Microsoft has announced the Surface tablet. At the centre of CEO Steve Ballmer’s presentation yesterday was a single message: the integration between the hardware and the software is key to deliver better experiences to end-users.

The hardware designed by Microsoft tries to capture the interest from users for a device that combines a PC-like and a tablet experiences. Therefore, this tablet is clearly targeted to professional users in the first place.

The physical keyboard, the lack of a camera and the focus on the MS Office environment shows that Microsoft is targeting the business segment, where they can differentiate and take some share from Apple. Microsoft’s tablet will probably come with the best MS Office experience, the killer application of the device. The keyboard is also a very important accessory for a professional usage.

Despite some interesting hardware features, almost nothing was mentioned about the software, the user interface, the user experience and the ecosystem. Some of these points were previously introduced by Microsoft on previous presentations of Windows 8. Although Microsoft needs to start bringing together the different pieces of the Windows 8 story.

What makes the iPad the most successful tablet on the market is the software, the applications and the added value that end-users perceive from that. The reason why Android tablets need to be cheap is because they do not deliver value. Besides Apple, no other manufacturer has captured a relevant market share in this segment. The main focus has been on the hardware and specs only.
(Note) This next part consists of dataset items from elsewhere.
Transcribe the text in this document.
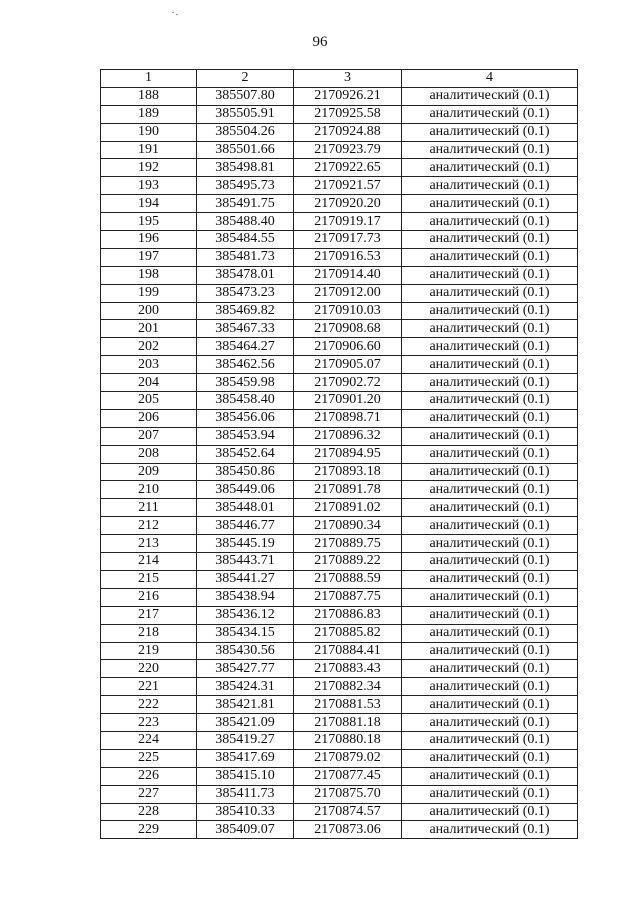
96
1	2	3	4
188	385507.80	2170926.21	аналитический (0.1)
189	385505.91	2170925.58	аналитический (0.1)
190	385504.26	2170924.88	аналитический (0.1)
191	385501.66	2170923.79	аналитический (0.1)
192	385498.81	2170922.65	аналитический (0.1)
193	385495.73	2170921.57	аналитический (0.1)
194	385491.75	2170920.20	аналитический (0.1)
195	385488.40	2170919.17	аналитический (0.1)
196	385484.55	2170917.73	аналитический (0.1)
197	385481.73	2170916.53	аналитический (0.1)
198	385478.01	2170914.40	аналитический (0.1)
199	385473.23	2170912.00	аналитический (0.1)
200	385469.82	2170910.03	аналитический (0.1)
201	385467.33	2170908.68	аналитический (0.1)
202	385464.27	2170906.60	аналитический (0.1)
203	385462.56	2170905.07	аналитический (0.1)
204	385459.98	2170902.72	аналитический (0.1)
205	385458.40	2170901.20	аналитический (0.1)
206	385456.06	2170898.71	аналитический (0.1)
207	385453.94	2170896.32	аналитический (0.1)
208	385452.64	2170894.95	аналитический (0.1)
209	385450.86	2170893.18	аналитический (0.1)
210	385449.06	2170891.78	аналитический (0.1)
211	385448.01	2170891.02	аналитический (0.1)
212	385446.77	2170890.34	аналитический (0.1)
213	385445.19	2170889.75	аналитический (0.1)
214	385443.71	2170889.22	аналитический (0.1)
215	385441.27	2170888.59	аналитический (0.1)
216	385438.94	2170887.75	аналитический (0.1)
217	385436.12	2170886.83	аналитический (0.1)
218	385434.15	2170885.82	аналитический (0.1)
219	385430.56	2170884.41	аналитический (0.1)
220	385427.77	2170883.43	аналитический (0.1)
221	385424.31	2170882.34	аналитический (0.1)
222	385421.81	2170881.53	аналитический (0.1)
223	385421.09	2170881.18	аналитический (0.1)
224	385419.27	2170880.18	аналитический (0.1)
225	385417.69	2170879.02	аналитический (0.1)
226	385415.10	2170877.45	аналитический (0.1)
227	385411.73	2170875.70	аналитический (0.1)
228	385410.33	2170874.57	аналитический (0.1)
229	385409.07	2170873.06	аналитический (0.1)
What I was expecting to hear from Microsoft was how the Surface delivers an integrated experience with the PC, what additional services or features are available and how the Microsoft ecosystem is growing to be a real alternative to the iPad or any Android tablet.
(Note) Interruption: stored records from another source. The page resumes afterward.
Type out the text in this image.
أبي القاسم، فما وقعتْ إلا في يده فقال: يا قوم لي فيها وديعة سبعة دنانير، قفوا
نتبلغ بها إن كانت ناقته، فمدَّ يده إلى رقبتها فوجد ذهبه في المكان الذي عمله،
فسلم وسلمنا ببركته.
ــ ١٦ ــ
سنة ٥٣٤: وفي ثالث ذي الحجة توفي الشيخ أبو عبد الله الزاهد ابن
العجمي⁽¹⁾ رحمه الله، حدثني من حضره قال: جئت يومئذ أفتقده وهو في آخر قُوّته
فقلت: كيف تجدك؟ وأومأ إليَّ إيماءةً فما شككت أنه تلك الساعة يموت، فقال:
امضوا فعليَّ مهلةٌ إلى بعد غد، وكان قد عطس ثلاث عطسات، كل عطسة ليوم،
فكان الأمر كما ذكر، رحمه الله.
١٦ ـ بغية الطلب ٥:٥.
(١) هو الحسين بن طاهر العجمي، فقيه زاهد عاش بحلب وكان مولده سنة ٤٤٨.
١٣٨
Hardware-wise Microsoft did a very good job by launching a device that can really be exciting and different but it needs to deliver what has been promising with the new Windows 8 strategy. Consumers will not buy, and specially not pay a premium price for the Surface until they understand what is the additional value they can get compared with the iPad and how the device integrates with their PCs, the Gaming Console, the Windows Phones, etc. The entire ecosystem is what will make Microsoft proposition attractive and not unlinked pieces of it.

Microsoft has also showed how serious it is about controlling the hardware. This tablet could had been announced with any of its partners (or several). But by designing and launching its own branded tablet, Microsoft is clearly refocusing its approach to a more closed strategy. And if that is the case the company will need to take a different route and to acquire a manufacturer that knows and controls the entire supply chain.